Вася Колун спокойно этот гвалт пережидал. Не торопясь выпивал стаканчик, закусывал холодцом, окисляя его помидорным рассолом, хвалил:

— А вот холодца там нет. Чего нет, того нет.

Когда народ успокаивался, плыли дальше:

— Мыло, шампунь, зубные щетки, паста, бритвы и прочее — все это бесплатно дают. В ихней одежде ходишь. Белье меняют, постельное, нижнее, полотенца хоть каждый день. По коридору ездит телега, шумят: “Кому в стирку!” Кидаешь туда грязное, а чистое выдают.

— Это — жизнь... — завидовал кто-то. — Курорты. Попасть бы туда...

— Пожалуйста, — сообщил Вася. — Поезжай в Берлин, там станция ЦО, прямо в городе. Обойдешь станцию, там — контора. Дают адреса бесплатных ночлежек. И там народ ушлый, объяснят, как попасть.

— А чего, надо податься!

Так и проходил вечер: Вася рассказывал, его слушали. Кто верил, а кто сомневался. Порою шумно спорили, прикладывая к своей жизни. Николай Мазаев обычно до конца не выдерживал, уходил, бросив напоследок: “Брешет Колун!” Но назавтра — как штык! — он снова прибывал Васины байки слушать. Теперь уже в другом доме.

Зима. Вечера долгие. Бабы платки вяжут. А послушать интересно. Чужая жизнь. Тем более не телевизор, а живой человек.

Бутылку-другую на стол. Соленья, холодец, домашнее сало. Вася Колун — на почетном месте. И пошло-поехало:

— В камере — холодильник, цветной телевизор, шкафы для одежды, тумбочки, стол...
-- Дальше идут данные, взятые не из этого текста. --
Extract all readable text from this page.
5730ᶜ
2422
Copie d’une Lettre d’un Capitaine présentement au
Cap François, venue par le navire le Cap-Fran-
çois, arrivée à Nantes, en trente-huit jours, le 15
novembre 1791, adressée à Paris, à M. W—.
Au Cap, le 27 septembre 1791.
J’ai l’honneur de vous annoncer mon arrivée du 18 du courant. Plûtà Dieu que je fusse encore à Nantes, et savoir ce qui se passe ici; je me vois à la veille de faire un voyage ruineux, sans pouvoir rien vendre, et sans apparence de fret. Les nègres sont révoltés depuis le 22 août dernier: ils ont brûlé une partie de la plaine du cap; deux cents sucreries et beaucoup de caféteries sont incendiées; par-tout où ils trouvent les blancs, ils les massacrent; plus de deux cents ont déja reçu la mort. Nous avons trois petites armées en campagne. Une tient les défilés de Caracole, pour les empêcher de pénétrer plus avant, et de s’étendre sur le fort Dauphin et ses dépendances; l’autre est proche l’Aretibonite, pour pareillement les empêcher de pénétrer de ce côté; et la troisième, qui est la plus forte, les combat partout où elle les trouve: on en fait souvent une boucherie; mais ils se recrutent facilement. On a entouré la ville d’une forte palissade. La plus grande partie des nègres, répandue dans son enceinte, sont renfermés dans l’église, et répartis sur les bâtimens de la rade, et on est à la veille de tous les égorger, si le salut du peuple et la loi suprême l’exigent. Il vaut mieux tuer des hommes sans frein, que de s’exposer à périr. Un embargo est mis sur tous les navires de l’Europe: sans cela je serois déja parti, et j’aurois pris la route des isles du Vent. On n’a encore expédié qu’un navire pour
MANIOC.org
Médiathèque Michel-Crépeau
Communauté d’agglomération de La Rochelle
Сегодня в одном доме эта песня, завтра в другой зовут.

Васю Колуна дома ругала мать:

— Не ходил бы по людям, не позорился. Весь хутор гутарит...

— Чего? — не понимал ее Вася.

— Ославят... А ты еще молодой, тебе жить. А об тебе все... Доездился. Сроду в нашей родне никого не судили.

— А-а... — отмахивался Вася.

Мать ничего не понимала, и втолковывать ей было бесполезно.

Вася, как всегда, пожил на хуторе пару недель, дождался, когда мать пенсию получит, и уехал. Видели, как он к автобусу шел: в зеленой теплой куртке и кепке с ушами, высокие ботинки — все ненашенское.

Он уехал, понемногу стали забывать и о нем, и о тюрьме немецкой. Жизнь нынче непростая: в колхозе все валится, зарплаты нет, запчастей, горючего для техники купить не на что. А ремонтировать трактора все равно надо. Весна придет, никуда не денется. Сеять надо, да еще сколько с осени непаханого осталось.

Бригадир с утра ездил в контору, оттуда приезжал злой, кричал:

— Чего ждете?! Делайте своими силами!!

— Как делать?! Ты видишь или нет?!.

Начиналась ругня. Потом бригадир говорил со вздохом:

— Либо нам кинуть все, забрать семьи и уехать... в эту, где Колун сидел... С теплым унитазом. У кого адрес? А? Он же говорил. Кто записал?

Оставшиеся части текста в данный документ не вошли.